Last quote by Ian Lyngen
Ian Lyngen quotes
The world is coming to the realization that politics in Washington could delay any economic impact from Trumponomics.
The response to Trump provided the Fed enough cover to move forward with the process of normalization. There are clear worries about the secondary impact of what a tighter monetary policy is going to do.
When we got the Trump victory we saw a sharp rally in Treasuries that was very short-lived and then this massive sell-off. The sell-off is a function of inflation expectations. It highlights the risks of a move toward protectionism; it highlights a lot of the traditional pro-business GOP platforms.
We're in the process of consolidating and establishing a range within this new higher yield environment. It's not exciting, but given the magnitude of the move we've seen, this is relatively normal for the Treasury market.
This is a very significant move.
The typical indirect buyer was more cautious at today's auction in light of the recent backup in yield and the near term uncertainty associated with the new president.
The markets are scared you could see a material tightening of financial conditions without the Fed doing anything.
You do have a presidential election that could in and of itself tighten financial conditions.
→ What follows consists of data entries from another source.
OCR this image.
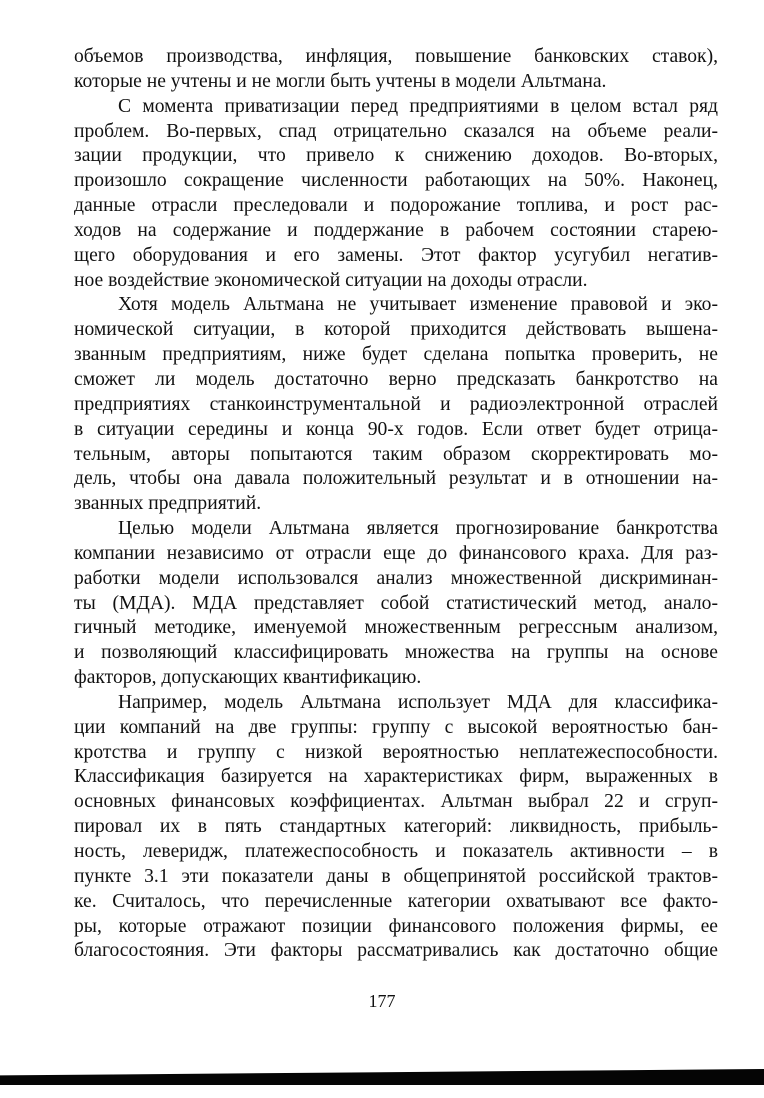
объемов производства, инфляция, повышение банковских ставок),
которые не учтены и не могли быть учтены в модели Альтмана.
С момента приватизации перед предприятиями в целом встал ряд
проблем. Во-первых, спад отрицательно сказался на объеме реали-
зации продукции, что привело к снижению доходов. Во-вторых,
произошло сокращение численности работающих на 50%. Наконец,
данные отрасли преследовали и подорожание топлива, и рост рас-
ходов на содержание и поддержание в рабочем состоянии старею-
щего оборудования и его замены. Этот фактор усугубил негатив-
ное воздействие экономической ситуации на доходы отрасли.
Хотя модель Альтмана не учитывает изменение правовой и эко-
номической ситуации, в которой приходится действовать вышена-
званным предприятиям, ниже будет сделана попытка проверить, не
сможет ли модель достаточно верно предсказать банкротство на
предприятиях станкоинструментальной и радиоэлектронной отраслей
в ситуации середины и конца 90-х годов. Если ответ будет отрица-
тельным, авторы попытаются таким образом скорректировать мо-
дель, чтобы она давала положительный результат и в отношении на-
званных предприятий.
Целью модели Альтмана является прогнозирование банкротства
компании независимо от отрасли еще до финансового краха. Для раз-
работки модели использовался анализ множественной дискриминан-
ты (МДА). МДА представляет собой статистический метод, анало-
гичный методике, именуемой множественным регрессным анализом,
и позволяющий классифицировать множества на группы на основе
факторов, допускающих квантификацию.
Например, модель Альтмана использует МДА для классифика-
ции компаний на две группы: группу с высокой вероятностью бан-
кротства и группу с низкой вероятностью неплатежеспособности.
Классификация базируется на характеристиках фирм, выраженных в
основных финансовых коэффициентах. Альтман выбрал 22 и сгруп-
пировал их в пять стандартных категорий: ликвидность, прибыль-
ность, леверидж, платежеспособность и показатель активности – в
пункте 3.1 эти показатели даны в общепринятой российской трактов-
ке. Считалось, что перечисленные категории охватывают все факто-
ры, которые отражают позиции финансового положения фирмы, ее
благосостояния. Эти факторы рассматривались как достаточно общие
177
I'm not quite surprised by the lack of interest in the employment series.
We do not think they have to change the statement in any meaningful way. If there is a change, it will most likely be to the hawkish side and hint that the Fed is on track to follow through with their rate hike in December. We don't think they'll actually say 'next meeting,' but that's the risk.
We're assuming the Fed makes some tweaks to the language but does not explicitly put the form of a calendar guidance into it. I don't think they need to. If you look last year at this time, the market was only pricing in a 37 percent chance of a hike in December. It seems like there was a need to be more explicit.
We could do it tomorrow if we get a strong GDP number. That's well within the range of possibilities.
The magnitude of the yield move was not particularly striking, but it was the fact that it challenged every meaningful support level with little in terms of fundamental impetus.
To break out above 2 percent, we need to do some significant consolidation and build a good volume base between here and 1.89. That was the top of the range that was in place in late spring this year.
I think that uncertainty about what the Fed statement next week is going to look like added some marginal caution to the two-year auction.
What they did in 2015 really sets up next week's meeting to be a more potentially tradeable event than the normal kind of sleepy event that we might have otherwise expected it to be. When you have an event where there's a large enough divergence of opinion, the price action surrounding the event can be decisive. …They definitely lay the groundwork for a tightening in December at next week's meeting, and that definitely has bearish implications.
Last week, Treasuries rallied because Chinese stocks fell and today Chinese stocks fell, but we didn't rally, suggesting the panic from last week seems to have subsided.